The Deputy Mayor for Security from the Sofia municipality, Ivan Sotirov, has proposed the creation of a special fund for cases of earthquakes, with contributions from all properties.
Sotirov has proposed the implementation of a tax that, in his words, might be minimal, but should be divided among all properties in the Bulgarian capital.
The deputy mayor also pointed out that the Sofia municipality should begin investigating and investing in safe-proving of important buildings, like the public buildings and the critical infrastructure....
"The Deputy Mayor for Security from the Sofia municipality, Ivan Sotirov, has proposed the creation of a special fund for cases of earthquakes, with contributions from all properties."
Try the compulsory earthquake insurance like Turkey. That "special" fund will disappear in the hands of the government through mismanagement and embezzlement where special insurance companies will do much better in compensating the damages.
"Try the compulsory earthquake insurance like Turkey."
I hadn't known of that, but it seems like a good idea. But what about the insurance premiums? They must be horrendous in earthquake-prone areas. I do know that home insurance fees are much higher in the quake zones in California.
"But what about the insurance premiums? They must be horrendous in earthquake-prone areas."
The earthquake insurance is compulsory, which means that there are huge number of participants paying premiums. This results in maximum premium/risk compensation ratio. Therefore, the premiums are not needed to be very high.

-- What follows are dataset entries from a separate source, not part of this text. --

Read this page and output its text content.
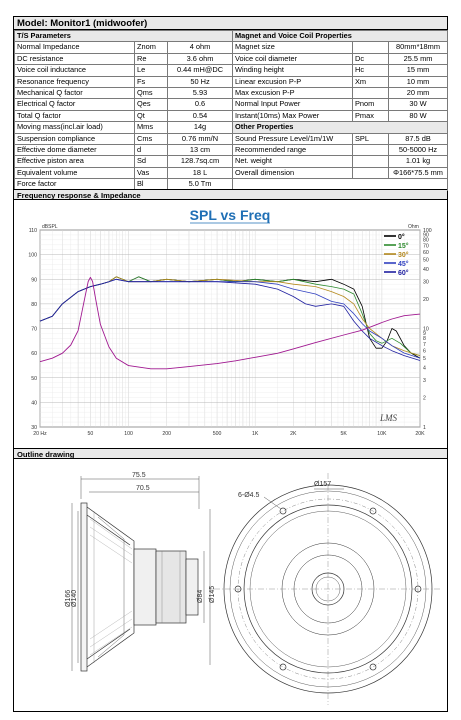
Model: Monitor1 (midwoofer)
T/S Parameters			Magnet and Voice Coil Properties		
Normal Impedance	Znom	4 ohm	Magnet size		80mm*18mm
DC resistance	Re	3.6 ohm	Voice coil diameter	Dc	25.5 mm
Voice coil inductance	Le	0.44 mH@DC	Winding height	Hc	15 mm
Resonance frequency	Fs	50 Hz	Linear excusion P-P	Xm	10 mm
Mechanical Q factor	Qms	5.93	Max excusion P-P		20 mm
Electrical Q factor	Qes	0.6	Normal Input Power	Pnom	30 W
Total Q factor	Qt	0.54	Instant(10ms) Max Power	Pmax	80 W
Moving mass(incl.air load)	Mms	14g	Other Properties		
Suspension compliance	Cms	0.76 mm/N	Sound Pressure Level/1m/1W	SPL	87.5 dB
Effective dome diameter	d	13 cm	Recommended range		50-5000 Hz
Effective piston area	Sd	128.7sq.cm	Net. weight		1.01 kg
Equivalent volume	Vas	18 L	Overall dimension		Φ166*75.5 mm
Force factor	Bl	5.0 Tm			
Frequency response & Impedance
SPL vs Freq
dBSPL	Ohm
30
40
50
60
70
80
90
100
110
1
2
3
4
5
6
7
8
9
10
20
30
40
50
60
70
80
90
100
20 Hz	50	100	200	500	1K	2K	5K	10K	20K
0°
15°
30°
45°
60°
LMS
Outline drawing
75.5
70.5
Ø166 Ø140	Ø84 Ø145
Ø157
6-Ø4.5
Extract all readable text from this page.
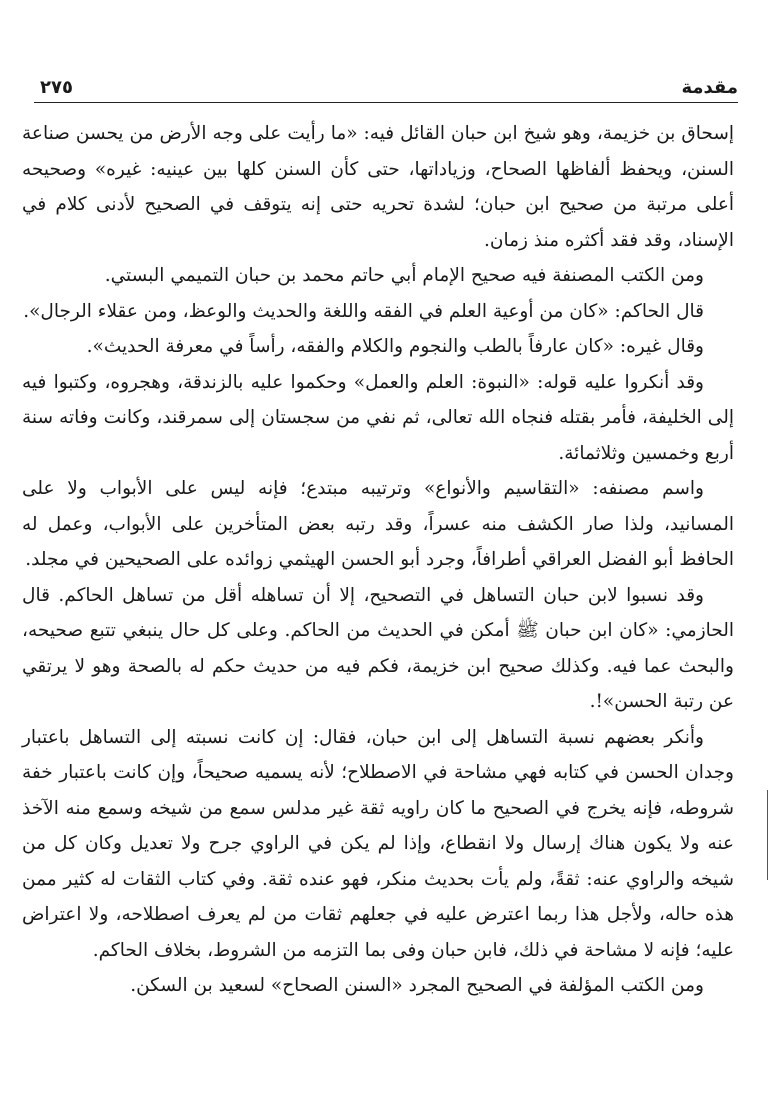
مقدمة
٢٧٥

إسحاق بن خزيمة، وهو شيخ ابن حبان القائل فيه: «ما رأيت على وجه الأرض من يحسن صناعة السنن، ويحفظ ألفاظها الصحاح، وزياداتها، حتى كأن السنن كلها بين عينيه: غيره» وصحيحه أعلى مرتبة من صحيح ابن حبان؛ لشدة تحريه حتى إنه يتوقف في الصحيح لأدنى كلام في الإسناد، وقد فقد أكثره منذ زمان.

ومن الكتب المصنفة فيه صحيح الإمام أبي حاتم محمد بن حبان التميمي البستي.

قال الحاكم: «كان من أوعية العلم في الفقه واللغة والحديث والوعظ، ومن عقلاء الرجال».

وقال غيره: «كان عارفاً بالطب والنجوم والكلام والفقه، رأساً في معرفة الحديث».

وقد أنكروا عليه قوله: «النبوة: العلم والعمل» وحكموا عليه بالزندقة، وهجروه، وكتبوا فيه إلى الخليفة، فأمر بقتله فنجاه الله تعالى، ثم نفي من سجستان إلى سمرقند، وكانت وفاته سنة أربع وخمسين وثلاثمائة.

واسم مصنفه: «التقاسيم والأنواع» وترتيبه مبتدع؛ فإنه ليس على الأبواب ولا على المسانيد، ولذا صار الكشف منه عسراً، وقد رتبه بعض المتأخرين على الأبواب، وعمل له الحافظ أبو الفضل العراقي أطرافاً، وجرد أبو الحسن الهيثمي زوائده على الصحيحين في مجلد.

وقد نسبوا لابن حبان التساهل في التصحيح، إلا أن تساهله أقل من تساهل الحاكم. قال الحازمي: «كان ابن حبان ﷺ أمكن في الحديث من الحاكم. وعلى كل حال ينبغي تتبع صحيحه، والبحث عما فيه. وكذلك صحيح ابن خزيمة، فكم فيه من حديث حكم له بالصحة وهو لا يرتقي عن رتبة الحسن»!.

وأنكر بعضهم نسبة التساهل إلى ابن حبان، فقال: إن كانت نسبته إلى التساهل باعتبار وجدان الحسن في كتابه فهي مشاحة في الاصطلاح؛ لأنه يسميه صحيحاً، وإن كانت باعتبار خفة شروطه، فإنه يخرج في الصحيح ما كان راويه ثقة غير مدلس سمع من شيخه وسمع منه الآخذ عنه ولا يكون هناك إرسال ولا انقطاع، وإذا لم يكن في الراوي جرح ولا تعديل وكان كل من شيخه والراوي عنه: ثقةً، ولم يأت بحديث منكر، فهو عنده ثقة. وفي كتاب الثقات له كثير ممن هذه حاله، ولأجل هذا ربما اعترض عليه في جعلهم ثقات من لم يعرف اصطلاحه، ولا اعتراض عليه؛ فإنه لا مشاحة في ذلك، فابن حبان وفى بما التزمه من الشروط، بخلاف الحاكم.

ومن الكتب المؤلفة في الصحيح المجرد «السنن الصحاح» لسعيد بن السكن.
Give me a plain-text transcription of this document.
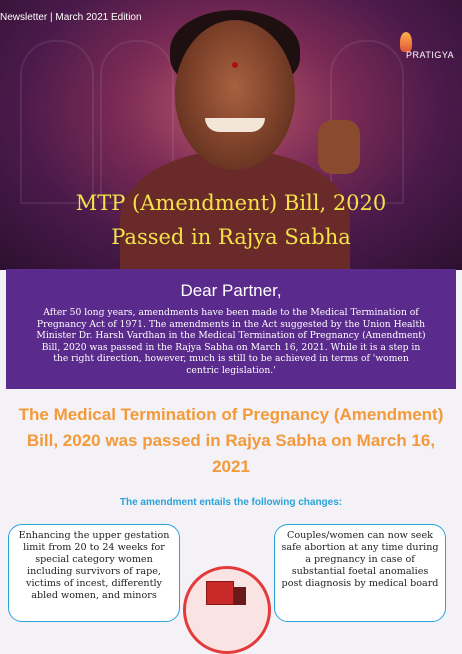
Newsletter | March 2021 Edition
PRATIGYA
MTP (Amendment) Bill, 2020
Passed in Rajya Sabha
Dear Partner,

After 50 long years, amendments have been made to the Medical Termination of Pregnancy Act of 1971. The amendments in the Act suggested by the Union Health Minister Dr. Harsh Vardhan in the Medical Termination of Pregnancy (Amendment) Bill, 2020 was passed in the Rajya Sabha on March 16, 2021. While it is a step in the right direction, however, much is still to be achieved in terms of 'women centric legislation.'

The Medical Termination of Pregnancy (Amendment) Bill, 2020 was passed in Rajya Sabha on March 16, 2021
The amendment entails the following changes:
Enhancing the upper gestation limit from 20 to 24 weeks for special category women including survivors of rape, victims of incest, differently abled women, and minors
Couples/women can now seek safe abortion at any time during a pregnancy in case of substantial foetal anomalies post diagnosis by medical board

For my flat in Istanbul, I pay a premium around 300$ per year.
It is not a flat rate for sure but the variance is held as less as possible. The idea is not full compensation of the damage but compensation to a limited amount. If you want higher compensation, you buy an additional insurance. But even this is not very expensive.
In this system, the government does not have to collect taxes before or after the earthquake. It is done by insurance companies where there is much less mismanagement, embezzlement, uneven compensation or similar government illnesses.
I may have a distorted image of Turkey, but it seems to me that much of the land surface is agricultural, so it would seem to me that in those areas the standard of living would be quite different from the big cities. It is less likely that they could afford the higher premiums, if there weren't some kind of modulation.
The US social security program is much the same way. It's intended to supplement income, not replace it.